Un chatbot de service client qui répond aux demandes de remboursement
Un système IA qui aide un médecin à prioriser les dossiers urgents aux urgences
Un système de notation sociale des citoyens par les autorités publiques basé sur leur comportement
Un outil IA de recommandation de contenu sur une plateforme de streaming
4
Un apprenant vous demande : "Mon entreprise risque quelque chose si on utilise ChatGPT avec des données clients ?" Quelle est la bonne réponse de formateur ?
"Oui, vous risquez une amende RGPD pouvant aller jusqu'à 4% de votre chiffre d'affaires mondial"
"Non, ChatGPT est conforme RGPD depuis 2023 donc il n'y a pas de risque"
"Je peux vous expliquer les principes généraux du risque RGPD - mais pour votre situation précise, c'est votre DPO ou service juridique qui peut vous répondre. Ce n'est pas mon rôle de vous conseiller juridiquement."
"Ça dépend de la taille de votre entreprise - en dessous de 10 salariés, il n'y a pas d'obligation"
Corrigé - exercice 1
Q1 - B. Les emails professionnels contiennent quasi systématiquement des données personnelles. OpenAI (comme la plupart des grands modèles américains) peut utiliser ces données pour l'entraînement si l'option n'est pas désactivée, et le transfert hors UE nécessite une base légale. Le risque est réel et documenté - voir l'affaire Samsung/ChatGPT (2023).
Q2 - A. L'anonymisation réduit le risque mais ne l'élimine pas : la localisation géographique est une donnée qui peut permettre une réidentification croisée. L'hébergement en France est un avantage (pas de transfert hors UE) mais la conformité RGPD dépend aussi de la finalité du traitement et de sa documentation.
Q3 - C. La notation sociale par les autorités publiques figure explicitement dans l'IA Act comme usage à "risque inacceptable" et est interdite en Europe. Les autres usages sont classés "risque élevé" (médical) ou "risque limité" (chatbot, recommandation) - encadrés mais autorisés.
Q4 - C. C'est la réponse la plus importante de cet exercice. Un formateur n'est pas juriste. Même si vous connaissez les chiffres des amendes, les énoncer dans ce contexte revient à donner un conseil juridique. La formule "ce n'est pas mon rôle" protège l'apprenant ET le formateur.

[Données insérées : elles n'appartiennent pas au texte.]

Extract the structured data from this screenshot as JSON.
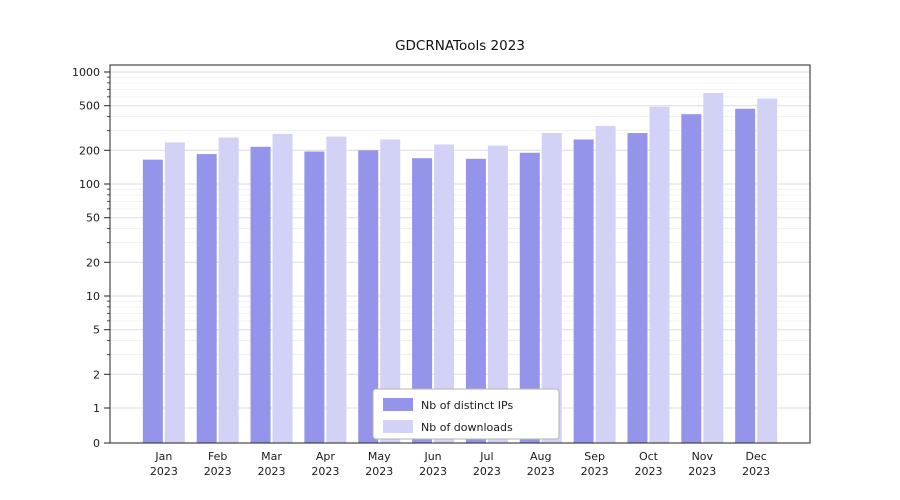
{
  "chart_data": {
    "type": "bar",
    "title": "GDCRNATools 2023",
    "yscale": "symlog",
    "ylim": [
      0,
      1150
    ],
    "y_ticks": [
      0,
      1,
      2,
      5,
      10,
      20,
      50,
      100,
      200,
      500,
      1000
    ],
    "y_minor_ticks": [
      3,
      4,
      6,
      7,
      8,
      9,
      30,
      40,
      60,
      70,
      80,
      90,
      300,
      400,
      600,
      700,
      800,
      900
    ],
    "grid": true,
    "legend_position": "lower center",
    "categories": [
      "Jan\n2023",
      "Feb\n2023",
      "Mar\n2023",
      "Apr\n2023",
      "May\n2023",
      "Jun\n2023",
      "Jul\n2023",
      "Aug\n2023",
      "Sep\n2023",
      "Oct\n2023",
      "Nov\n2023",
      "Dec\n2023"
    ],
    "series": [
      {
        "name": "Nb of distinct IPs",
        "color": "#9494ea",
        "values": [
          165,
          185,
          215,
          195,
          200,
          170,
          168,
          190,
          250,
          285,
          420,
          470
        ]
      },
      {
        "name": "Nb of downloads",
        "color": "#d2d2f7",
        "values": [
          235,
          260,
          280,
          265,
          250,
          225,
          220,
          285,
          330,
          490,
          650,
          580
        ]
      }
    ],
    "colors": {
      "grid_major": "#dcdcdc",
      "grid_minor": "#efefef",
      "axis": "#222222",
      "background": "#ffffff",
      "legend_border": "#b3b3b3"
    }
  }
}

Exercice 2 · UF3 Ch.1 & Ch.2 · 12 min
Corriger un prompt non conforme RGPD
4 pts
Contexte - Chargée de clientèle dans une mutuelle santé
Lucie est chargée de clientèle. Elle reçoit des réclamations complexes et veut utiliser l'IA pour rédiger des réponses. Elle utilise ChatGPT (compte personnel, sans option de désactivation du réentraînement activée) et soumet ce prompt :
Prompt original de Lucie non conforme
"Tu es un expert en assurance santé. Voici la réclamation de mon client M. Jean Dupont, né le 12/03/1978, numéro d'adhérent 445892-B, domicilié 14 rue des Lilas, 69003 Lyon. Il conteste le remboursement de son hospitalisation du 15 au 18 octobre pour une chirurgie du genou droit. Son médecin traitant est le Dr Moreau. Rédige une réponse professionnelle qui explique pourquoi son remboursement a été calculé correctement selon son contrat Formule Confort+."
Identifiez les problèmes RGPD dans ce prompt, puis réécrivez-le de façon conforme.
5
Quels éléments du prompt posent un problème RGPD ? Sélectionnez toutes les réponses correctes.
Le nom, prénom et date de naissance du client - données d'identité directement nominatives
Le numéro d'adhérent et l'adresse - données permettant une identification et une localisation précises
Les informations de santé (chirurgie, hospitalisation, médecin traitant) - données de santé = catégorie spéciale RGPD, protection renforcée obligatoire
Le nom du contrat (Formule Confort+) - donnée confidentielle mais pas une donnée personnelle au sens strict
Plusieurs réponses possibles.
6
Réécrivez le prompt de Lucie de façon conforme - en conservant la capacité à obtenir une réponse utile.
Corrigé - exercice 2
Q5 - Les 3 premières réponses sont correctes. Nom/prénom/date de naissance, numéro d'adhérent/adresse, et surtout les données de santé (catégorie spéciale RGPD, art. 9) posent tous un problème sérieux. Le nom du contrat n'est pas une donnée personnelle au sens RGPD - bien qu'il soit préférable de le retirer aussi.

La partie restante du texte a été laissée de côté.